È la Chiesa cattolica che con il suo ultimo Papa, proprio nel senso delle profezie di Malachia (Benedetto XVI è il penultimo della serie), e che si chiama – appunto – Pietro Romani, abdica al proprio ruolo nel nome dell’ecumenismo planetario ammettendo la supremazia dell’Islam; e sono certi politici e intellettuali «impegnati» che non trovano nulla di strano a cedere a ogni richiesta dei musulmani italici in nome di astrazioni illuministe. Intendiamoci bene, l’autore rispetta l’Islam in quanto tale e la sua denuncia è solo nei confronti dell’estremismo fondamentalista che è in genere quello che più si afferma: nella talebanizzazione italiana i primi a rimetterci (anche la pelle) sono i musulmani moderati, la setta dei pacifici e mistici sufi.

La vicenda della Repubblica Islamica d’Italia è lo sfondo del secondo romanzo adesso in libreria: ma non è facile trasformare l’italiano, anarchico per natura, in un homo islamicus. Di fronte agli estremismi delle milizie in verde c’è una resistenza passiva e a volte ingegnosa (come le chiese gonfiabili dei preti che non accettano la resa del Vaticano e che dicono messa qua e là), a volte inaspettata (più delle donne che degli uomini, come le atlete che si rifiutano di partecipare alle gare del tutto intabarrate). Nel 2020, l’anno in cui è ambientata la storia, avviene anche una secessione: il Nord-Est al di là del Po proclama la separazione e la Repubblica del Sud, privata delle industrie settentrionali, si trova in seria difficoltà.
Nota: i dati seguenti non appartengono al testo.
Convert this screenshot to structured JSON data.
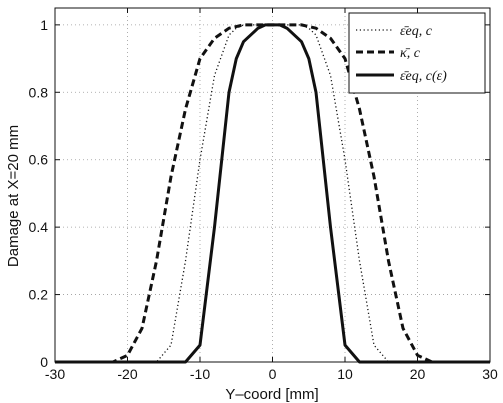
{
  "chart_data": {
    "type": "line",
    "xlabel": "Y–coord [mm]",
    "ylabel": "Damage at X=20 mm",
    "xlim": [
      -30,
      30
    ],
    "ylim": [
      0,
      1.05
    ],
    "xticks": [
      "-30",
      "-20",
      "-10",
      "0",
      "10",
      "20",
      "30"
    ],
    "yticks": [
      "0",
      "0.2",
      "0.4",
      "0.6",
      "0.8",
      "1"
    ],
    "xtick_values": [
      -30,
      -20,
      -10,
      0,
      10,
      20,
      30
    ],
    "ytick_values": [
      0,
      0.2,
      0.4,
      0.6,
      0.8,
      1
    ],
    "grid": true,
    "legend_position": "top-right",
    "series": [
      {
        "name": "ε̄eq, c",
        "style": "dotted",
        "x": [
          -30,
          -16,
          -14,
          -12,
          -10,
          -8,
          -6,
          -5,
          -4,
          -2,
          0,
          2,
          4,
          5,
          6,
          8,
          10,
          12,
          14,
          16,
          30
        ],
        "y": [
          0,
          0,
          0.05,
          0.3,
          0.6,
          0.85,
          0.97,
          0.99,
          1,
          1,
          1,
          1,
          1,
          0.99,
          0.97,
          0.85,
          0.6,
          0.3,
          0.05,
          0,
          0
        ]
      },
      {
        "name": "κ̄, c",
        "style": "dashed",
        "x": [
          -30,
          -22,
          -20,
          -18,
          -16,
          -14,
          -12,
          -10,
          -8,
          -6,
          -4,
          -2,
          0,
          2,
          4,
          6,
          8,
          10,
          12,
          14,
          16,
          18,
          20,
          22,
          30
        ],
        "y": [
          0,
          0,
          0.02,
          0.1,
          0.3,
          0.55,
          0.75,
          0.9,
          0.96,
          0.99,
          1,
          1,
          1,
          1,
          1,
          0.99,
          0.96,
          0.9,
          0.75,
          0.55,
          0.3,
          0.1,
          0.02,
          0,
          0
        ]
      },
      {
        "name": "ε̄eq, c(ε)",
        "style": "solid",
        "x": [
          -30,
          -12,
          -10,
          -8,
          -6,
          -5,
          -4,
          -2,
          -1,
          0,
          1,
          2,
          4,
          5,
          6,
          8,
          10,
          12,
          30
        ],
        "y": [
          0,
          0,
          0.05,
          0.4,
          0.8,
          0.9,
          0.95,
          0.99,
          1,
          1,
          1,
          0.99,
          0.95,
          0.9,
          0.8,
          0.4,
          0.05,
          0,
          0
        ]
      }
    ]
  },
  "colors": {
    "line": "#111111",
    "grid": "#9a9a9a"
  }
}
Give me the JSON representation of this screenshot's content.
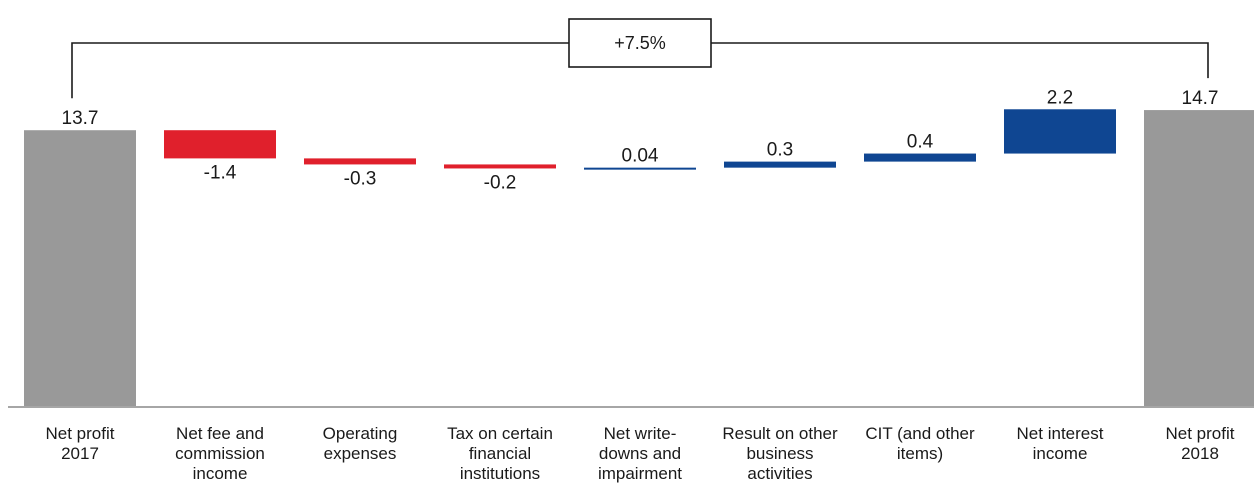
{
  "chart_data": {
    "type": "bar",
    "subtype": "waterfall",
    "categories": [
      [
        "Net profit",
        "2017"
      ],
      [
        "Net fee and",
        "commission",
        "income"
      ],
      [
        "Operating",
        "expenses"
      ],
      [
        "Tax on certain",
        "financial",
        "institutions"
      ],
      [
        "Net write-",
        "downs and",
        "impairment"
      ],
      [
        "Result on other",
        "business",
        "activities"
      ],
      [
        "CIT (and other",
        "items)"
      ],
      [
        "Net interest",
        "income"
      ],
      [
        "Net profit",
        "2018"
      ]
    ],
    "values": [
      13.7,
      -1.4,
      -0.3,
      -0.2,
      0.04,
      0.3,
      0.4,
      2.2,
      14.7
    ],
    "value_labels": [
      "13.7",
      "-1.4",
      "-0.3",
      "-0.2",
      "0.04",
      "0.3",
      "0.4",
      "2.2",
      "14.7"
    ],
    "bar_kinds": [
      "total",
      "delta",
      "delta",
      "delta",
      "delta",
      "delta",
      "delta",
      "delta",
      "total"
    ],
    "colors": {
      "total": "#999999",
      "negative": "#e0202c",
      "positive": "#0f4692",
      "axis": "#888888",
      "bracket": "#1a1a1a"
    },
    "bracket_label": "+7.5%",
    "ylim": [
      0,
      15.3
    ],
    "grid": false,
    "legend": "none"
  }
}
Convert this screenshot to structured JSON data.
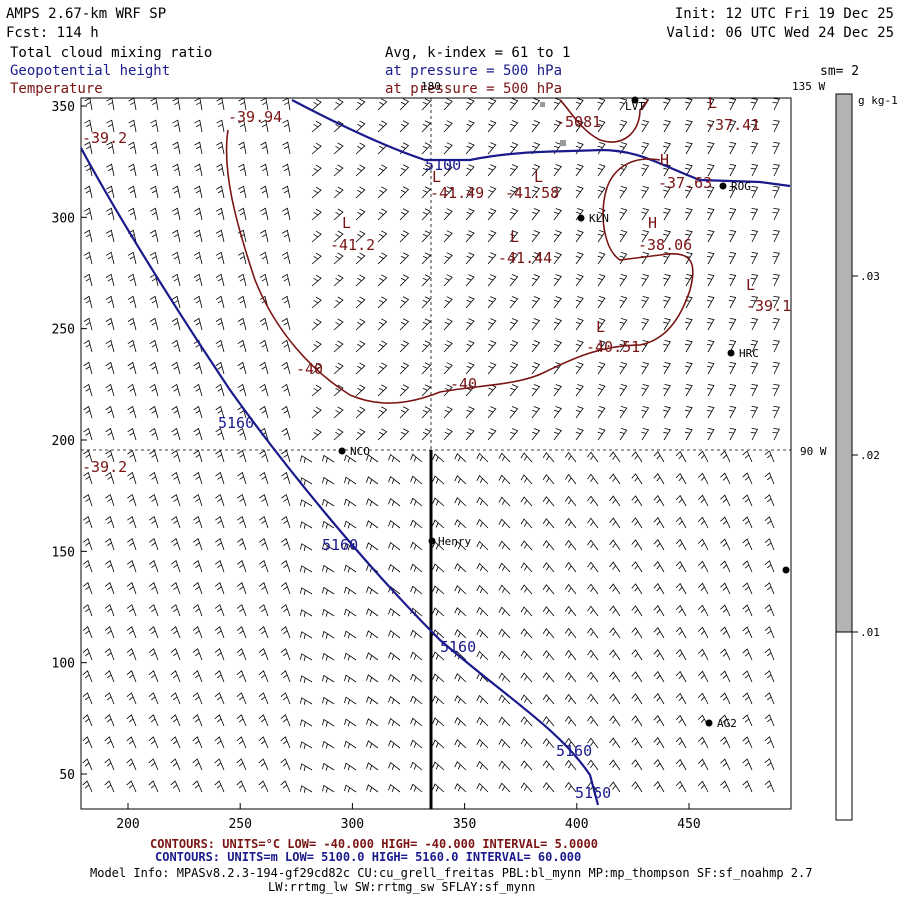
{
  "header": {
    "model": "AMPS 2.67-km WRF SP",
    "fcst": "Fcst:  114 h",
    "init": "Init: 12 UTC Fri 19 Dec 25",
    "valid": "Valid: 06 UTC Wed 24 Dec 25",
    "field1": "Total cloud mixing ratio",
    "field2": "Geopotential height",
    "field3": "Temperature",
    "avg": "Avg, k-index =  61 to   1",
    "pressure1": "at pressure =  500 hPa",
    "pressure2": "at pressure =  500 hPa",
    "sm": "sm= 2"
  },
  "colors": {
    "height": "#1a1a8c",
    "temperature": "#7a1414",
    "field1": "#000000",
    "field2": "#1a1a8c",
    "field3": "#7a1414"
  },
  "axes": {
    "x_ticks": [
      "200",
      "250",
      "300",
      "350",
      "400",
      "450"
    ],
    "y_ticks": [
      "350",
      "300",
      "250",
      "200",
      "150",
      "100",
      "50"
    ]
  },
  "meridians": {
    "m180": "180",
    "m135": "135 W",
    "m90": "90 W"
  },
  "colorbar": {
    "unit": "g kg-1",
    "ticks": [
      ".03",
      ".02",
      ".01"
    ]
  },
  "stations": [
    {
      "name": "LVT"
    },
    {
      "name": "ROG"
    },
    {
      "name": "KLN"
    },
    {
      "name": "HRC"
    },
    {
      "name": "NCO"
    },
    {
      "name": "Henry"
    },
    {
      "name": "AG2"
    },
    {
      "name": ""
    }
  ],
  "height_labels": [
    "5100",
    "5160",
    "5160",
    "5160",
    "5160",
    "5160"
  ],
  "temp_labels": [
    "-39.94",
    "-37.41",
    "-41.49",
    "-41.58",
    "-37.63",
    "-41.2",
    "-41.44",
    "-38.06",
    "-39.1",
    "-40.51",
    "-40",
    "-40",
    "-39.2",
    "-39.2",
    "-5081"
  ],
  "extrema": [
    "L",
    "L",
    "L",
    "L",
    "H",
    "L",
    "L",
    "L",
    "H"
  ],
  "footer": {
    "contours1": "CONTOURS:  UNITS=°C  LOW= -40.000       HIGH= -40.000      INTERVAL=   5.0000",
    "contours2": "CONTOURS:  UNITS=m   LOW=  5100.0       HIGH=  5160.0      INTERVAL=   60.000",
    "model_info": "Model Info: MPASv8.2.3-194-gf29cd82c CU:cu_grell_freitas PBL:bl_mynn MP:mp_thompson SF:sf_noahmp 2.7",
    "model_info2": "LW:rrtmg_lw SW:rrtmg_sw SFLAY:sf_mynn"
  }
}
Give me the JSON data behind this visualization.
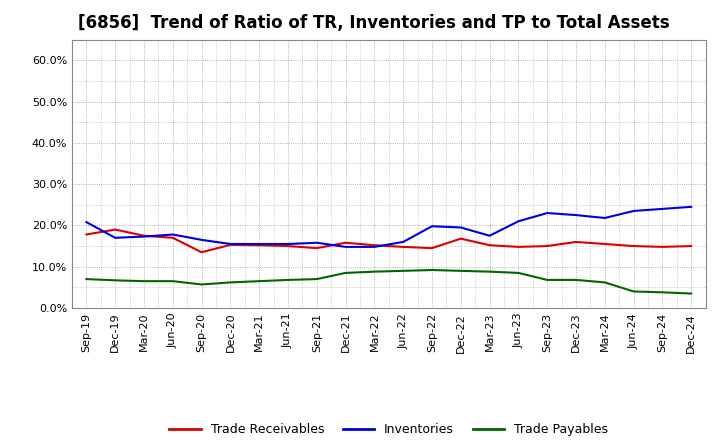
{
  "title": "[6856]  Trend of Ratio of TR, Inventories and TP to Total Assets",
  "labels": [
    "Sep-19",
    "Dec-19",
    "Mar-20",
    "Jun-20",
    "Sep-20",
    "Dec-20",
    "Mar-21",
    "Jun-21",
    "Sep-21",
    "Dec-21",
    "Mar-22",
    "Jun-22",
    "Sep-22",
    "Dec-22",
    "Mar-23",
    "Jun-23",
    "Sep-23",
    "Dec-23",
    "Mar-24",
    "Jun-24",
    "Sep-24",
    "Dec-24"
  ],
  "trade_receivables": [
    0.178,
    0.19,
    0.175,
    0.17,
    0.135,
    0.153,
    0.152,
    0.15,
    0.145,
    0.158,
    0.152,
    0.148,
    0.145,
    0.168,
    0.152,
    0.148,
    0.15,
    0.16,
    0.155,
    0.15,
    0.148,
    0.15
  ],
  "inventories": [
    0.208,
    0.17,
    0.173,
    0.178,
    0.165,
    0.155,
    0.155,
    0.155,
    0.158,
    0.148,
    0.148,
    0.16,
    0.198,
    0.195,
    0.175,
    0.21,
    0.23,
    0.225,
    0.218,
    0.235,
    0.24,
    0.245
  ],
  "trade_payables": [
    0.07,
    0.067,
    0.065,
    0.065,
    0.057,
    0.062,
    0.065,
    0.068,
    0.07,
    0.085,
    0.088,
    0.09,
    0.092,
    0.09,
    0.088,
    0.085,
    0.068,
    0.068,
    0.062,
    0.04,
    0.038,
    0.035
  ],
  "ylim": [
    0.0,
    0.65
  ],
  "yticks": [
    0.0,
    0.1,
    0.2,
    0.3,
    0.4,
    0.5,
    0.6
  ],
  "line_colors": {
    "trade_receivables": "#dd0000",
    "inventories": "#0000dd",
    "trade_payables": "#006600"
  },
  "bg_color": "#ffffff",
  "plot_bg_color": "#ffffff",
  "grid_color": "#999999",
  "title_fontsize": 12,
  "tick_fontsize": 8,
  "legend_labels": [
    "Trade Receivables",
    "Inventories",
    "Trade Payables"
  ]
}
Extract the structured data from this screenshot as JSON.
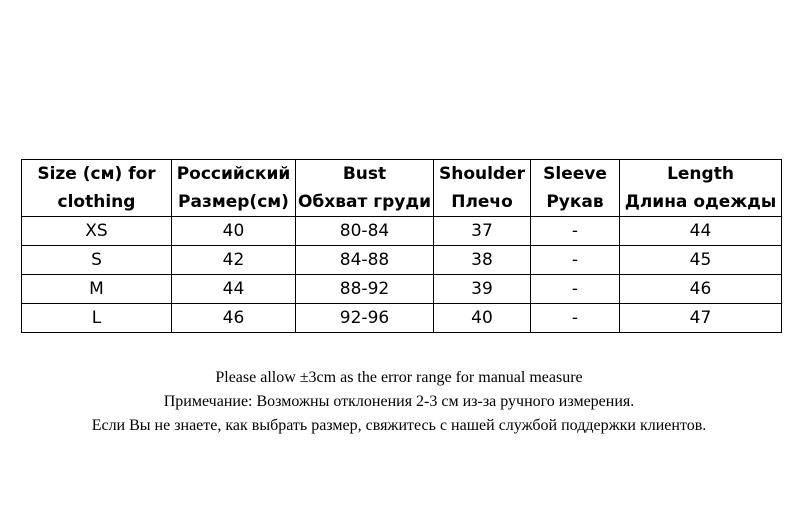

Un tema che pensiamo sarà sviluppato nel terzo romanzo della serie.

Prosperi ha uno stile asciutto, a volte fin troppo sintetico e in 99 brevi capitoli (quanto le sure del Corano), seguendo il lavoro del commissario Visconti che indaga sull’assassinio di un notabile del Partito della Verità, intreccia le storie di personaggi diversi che alla fine compongono il quadro completo della situazione di questa Italia prossima ventura, inserendo ogni tanto documenti vari (articoli, interviste, capitoli di libri del nostro ipotetico, ma non impossibile, futuro).

Sono i fatti che parlano: esagerazioni, provocazioni dell’autore? No perché, come avvertono le note in fondo al libro, molte volte quelle che sembrano invenzioni sono già, in vari Paesi europei, realtà. Quel che Prosperi condanna, lo ripetiamo, non è l’Islam in sé, e neppure la convivenza di religioni diverse in una stessa nazione, bensì la supina accettazione delle pretestuose sopraffazioni dell’Islam radicale, minaccioso e arrogante. Un’acquiescenza suicida che nasce dalla vigliaccheria, dalla paura e da un’astrattezza slegata dalla realtà: il regista Emmerich non ha forse ammesso che nel suo 2012 si vedono distruzioni di chiese e di sinagoghe ma non di moschee per evitare grane con i musulmani? Se siamo giunti a questo punto di autocensura, forse La Casa dell’Islam è anche troppo ottimista.